Zeki Savaş Kimdir?
Zeki Savaş, 1964 yılında Diyarbakır'da doğdu. İlkokul ve imam-hatip lisesini Diyarbakır'da okudu. 1985 yılında Dicle Üniversitesi Türk Dili ve Edebiyatı Bölümüne kaydoldu ve 1989 yılında üniversite eğitimini tamamladı. Lise ve üniversite yıllarında bölgedeki medreselerde, üniversiteden sonra da yurt dışında bir süre dinî eğitim aldı. Eğitim hayatından sonra serbest çalışmayı tercih eden yazar, 1991-1998 yılları arasında Hira ve Sebat dergilerinde başyazarlık, haftalık ve günlük Selam gazetelerinde de köşe yazarlığı yaptı. 2011 yılında Bilge Adamlar dergisinin Kürt sorununa ayrılan sayısında “İslam ve Ümmet Mefkûresi Açısından Ulusal Egemenlik ve Ulusal Dil Hakları” başlıklı çalışması yayınlandı. 2015-2018 yılları arasında Özedönüş dergisinde başyazarlık yaptı. 2007-2020 yılları arasında da fitrat.com, ufkumuz.com ve timeturk.com sitelerinde yazdı. Arapça ve Farsça bilen yazarın 2008'de “Ortak Payda”, 2021'de “İnsanın İrfanı” ve 2022’de “Salihler Hareketi” adlı kitapları yayınlandı.
Sorular: Haksöz
***
- İlk inzal olan ayetlerde insanın kökeni ve yaratıcı ile olan ilişkisinin net bir şekilde vurgulandığı görülür.

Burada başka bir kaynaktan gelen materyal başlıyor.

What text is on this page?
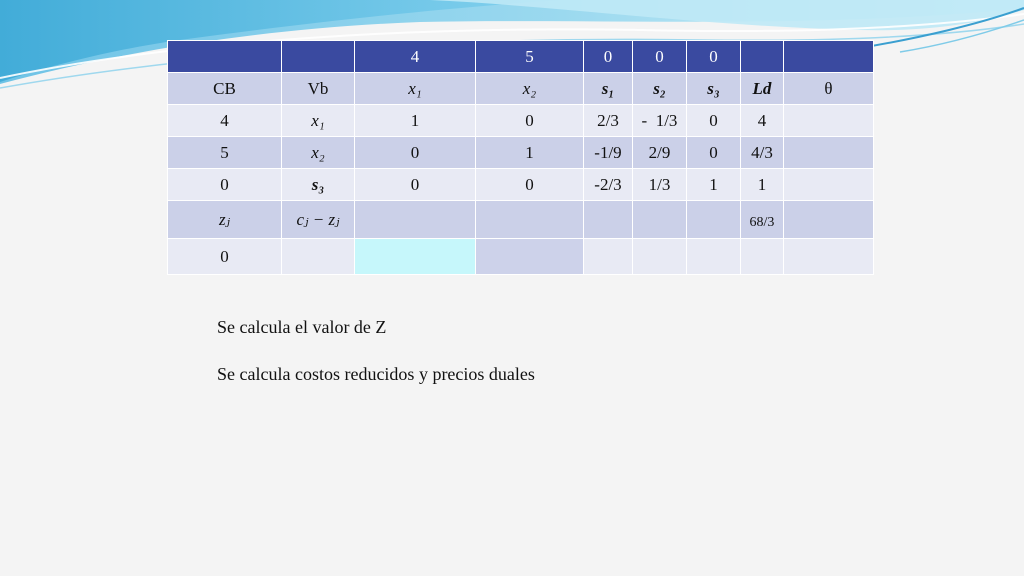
		4	5	0	0	0		
CB	Vb	x₁	x₂	s₁	s₂	s₃	Ld	θ
4	x₁	1	0	2/3	-  1/3	0	4	
5	x₂	0	1	-1/9	2/9	0	4/3	
0	s₃	0	0	-2/3	1/3	1	1	
zⱼ	cⱼ − zⱼ						68/3	
0								
Se calcula el valor de Z
Se calcula costos reducidos y precios duales
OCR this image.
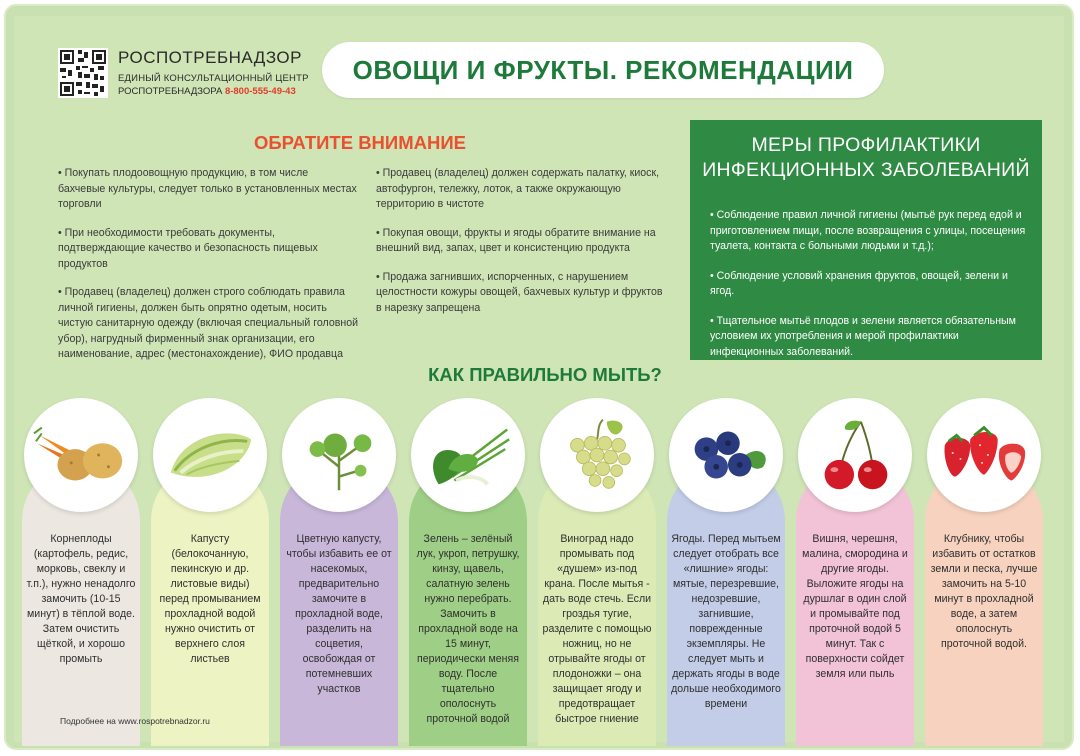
РОСПОТРЕБНАДЗОР
ЕДИНЫЙ КОНСУЛЬТАЦИОННЫЙ ЦЕНТР
РОСПОТРЕБНАДЗОРА 8-800-555-49-43
ОВОЩИ И ФРУКТЫ. РЕКОМЕНДАЦИИ
ОБРАТИТЕ ВНИМАНИЕ

• Покупать плодоовощную продукцию, в том числе бахчевые культуры, следует только в установленных местах торговли

• При необходимости требовать документы, подтверждающие качество и безопасность пищевых продуктов

• Продавец (владелец) должен строго соблюдать правила личной гигиены, должен быть опрятно одетым, носить чистую санитарную одежду (включая специальный головной убор), нагрудный фирменный знак организации, его наименование, адрес (местонахождение), ФИО продавца

• Продавец (владелец) должен содержать палатку, киоск, автофургон, тележку, лоток, а также окружающую территорию в чистоте

• Покупая овощи, фрукты и ягоды обратите внимание на внешний вид, запах, цвет и консистенцию продукта

• Продажа загнивших, испорченных, с нарушением целостности кожуры овощей, бахчевых культур и фруктов в нарезку запрещена

МЕРЫ ПРОФИЛАКТИКИ
ИНФЕКЦИОННЫХ ЗАБОЛЕВАНИЙ

• Соблюдение правил личной гигиены (мытьё рук перед едой и приготовлением пищи, после возвращения с улицы, посещения туалета, контакта с больными людьми и т.д.);

• Соблюдение условий хранения фруктов, овощей, зелени и ягод.

• Тщательное мытьё плодов и зелени является обязательным условием их употребления и мерой профилактики инфекционных заболеваний.

КАК ПРАВИЛЬНО МЫТЬ?
Корнеплоды (картофель, редис, морковь, свеклу и т.п.), нужно ненадолго замочить (10-15 минут) в тёплой воде. Затем очистить щёткой, и хорошо промыть
Капусту (белокочанную, пекинскую и др. листовые виды) перед промыванием прохладной водой нужно очистить от верхнего слоя листьев
Цветную капусту, чтобы избавить ее от насекомых, предварительно замочите в прохладной воде, разделить на соцветия, освобождая от потемневших участков
Зелень – зелёный лук, укроп, петрушку, кинзу, щавель, салатную зелень нужно перебрать. Замочить в прохладной воде на 15 минут, периодически меняя воду. После тщательно ополоснуть проточной водой
Виноград надо промывать под «душем» из-под крана. После мытья - дать воде стечь. Если гроздья тугие, разделите с помощью ножниц, но не отрывайте ягоды от плодоножки – она защищает ягоду и предотвращает быстрое гниение
Ягоды. Перед мытьем следует отобрать все «лишние» ягоды: мятые, перезревшие, недозревшие, загнившие, поврежденные экземпляры. Не следует мыть и держать ягоды в воде дольше необходимого времени
Вишня, черешня, малина, смородина и другие ягоды. Выложите ягоды на дуршлаг в один слой и промывайте под проточной водой 5 минут. Так с поверхности сойдет земля или пыль
Клубнику, чтобы избавить от остатков земли и песка, лучше замочить на 5-10 минут в прохладной воде, а затем ополоснуть проточной водой.
Подробнее на www.rospotrebnadzor.ru
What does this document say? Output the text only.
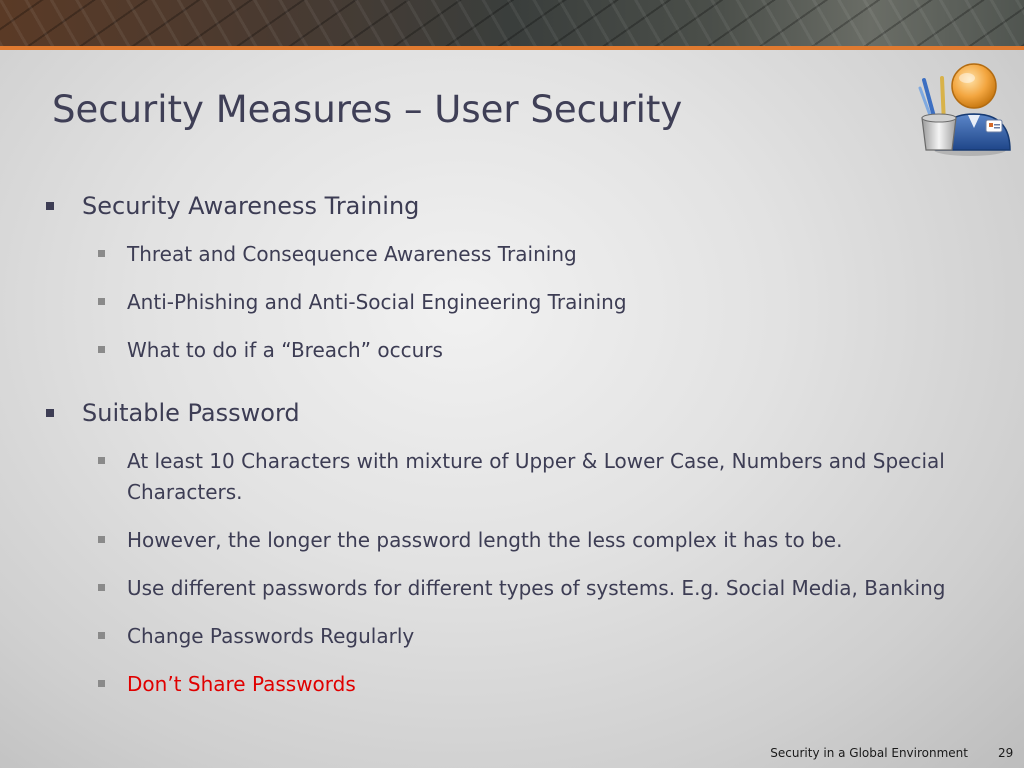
Security Measures – User Security
Security Awareness Training
Threat and Consequence Awareness Training
Anti-Phishing and Anti-Social Engineering Training
What to do if a “Breach” occurs
Suitable Password
At least 10 Characters with mixture of Upper & Lower Case, Numbers and Special Characters.
However, the longer the password length the less complex it has to be.
Use different passwords for different types of systems. E.g. Social Media, Banking
Change Passwords Regularly
Don’t Share Passwords
Security in a Global Environment	29
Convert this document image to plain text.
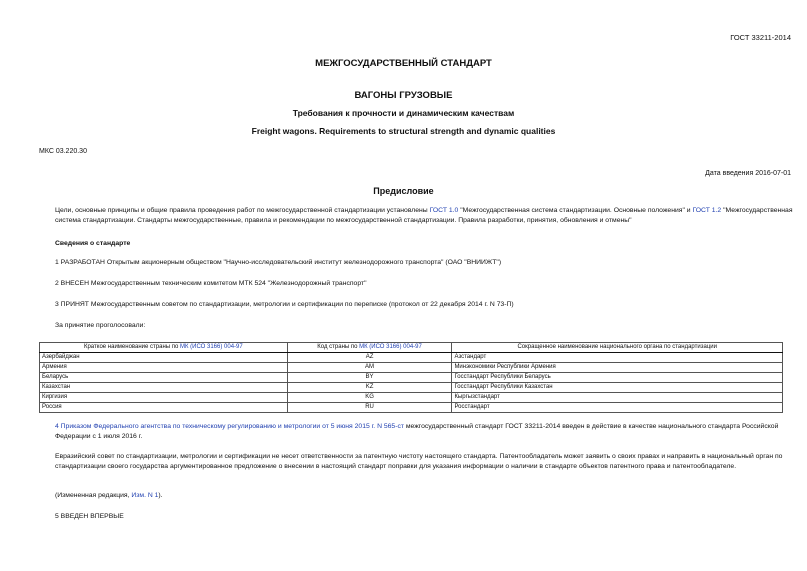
ГОСТ 33211-2014
МЕЖГОСУДАРСТВЕННЫЙ СТАНДАРТ
ВАГОНЫ ГРУЗОВЫЕ
Требования к прочности и динамическим качествам
Freight wagons. Requirements to structural strength and dynamic qualities
МКС 03.220.30
Дата введения 2016-07-01
Предисловие
Цели, основные принципы и общие правила проведения работ по межгосударственной стандартизации установлены ГОСТ 1.0 "Межгосударственная система стандартизации. Основные положения" и ГОСТ 1.2 "Межгосударственная система стандартизации. Стандарты межгосударственные, правила и рекомендации по межгосударственной стандартизации. Правила разработки, принятия, обновления и отмены"
Сведения о стандарте
1 РАЗРАБОТАН Открытым акционерным обществом "Научно-исследовательский институт железнодорожного транспорта" (ОАО "ВНИИЖТ")
2 ВНЕСЕН Межгосударственным техническим комитетом МТК 524 "Железнодорожный транспорт"
3 ПРИНЯТ Межгосударственным советом по стандартизации, метрологии и сертификации по переписке (протокол от 22 декабря 2014 г. N 73-П)
За принятие проголосовали:
Краткое наименование страны по МК (ИСО 3166) 004-97	Код страны по МК (ИСО 3166) 004-97	Сокращенное наименование национального органа по стандартизации
Азербайджан	AZ	Азстандарт
Армения	AM	Минэкономики Республики Армения
Беларусь	BY	Госстандарт Республики Беларусь
Казахстан	KZ	Госстандарт Республики Казахстан
Киргизия	KG	Кыргызстандарт
Россия	RU	Росстандарт
4 Приказом Федерального агентства по техническому регулированию и метрологии от 5 июня 2015 г. N 565-ст межгосударственный стандарт ГОСТ 33211-2014 введен в действие в качестве национального стандарта Российской Федерации с 1 июля 2016 г.
Евразийский совет по стандартизации, метрологии и сертификации не несет ответственности за патентную чистоту настоящего стандарта. Патентообладатель может заявить о своих правах и направить в национальный орган по стандартизации своего государства аргументированное предложение о внесении в настоящий стандарт поправки для указания информации о наличии в стандарте объектов патентного права и патентообладателе.
(Измененная редакция, Изм. N 1).
5 ВВЕДЕН ВПЕРВЫЕ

Yaratıcı ve yaratılan-kul arasındaki hiyerarşik ilişki düzgün ve sağlam bir zemine oturtuluyor gibidir. Bundan yola çıkarak sınır aşımlarında bulunan insanın/insanlığın kendi sınırlarına çekilmesi mi söz konusudur? Vahyin, her alanda haddini aşan insan için bir “had bildirme çağrısı” olduğu görüşüne ne dersiniz?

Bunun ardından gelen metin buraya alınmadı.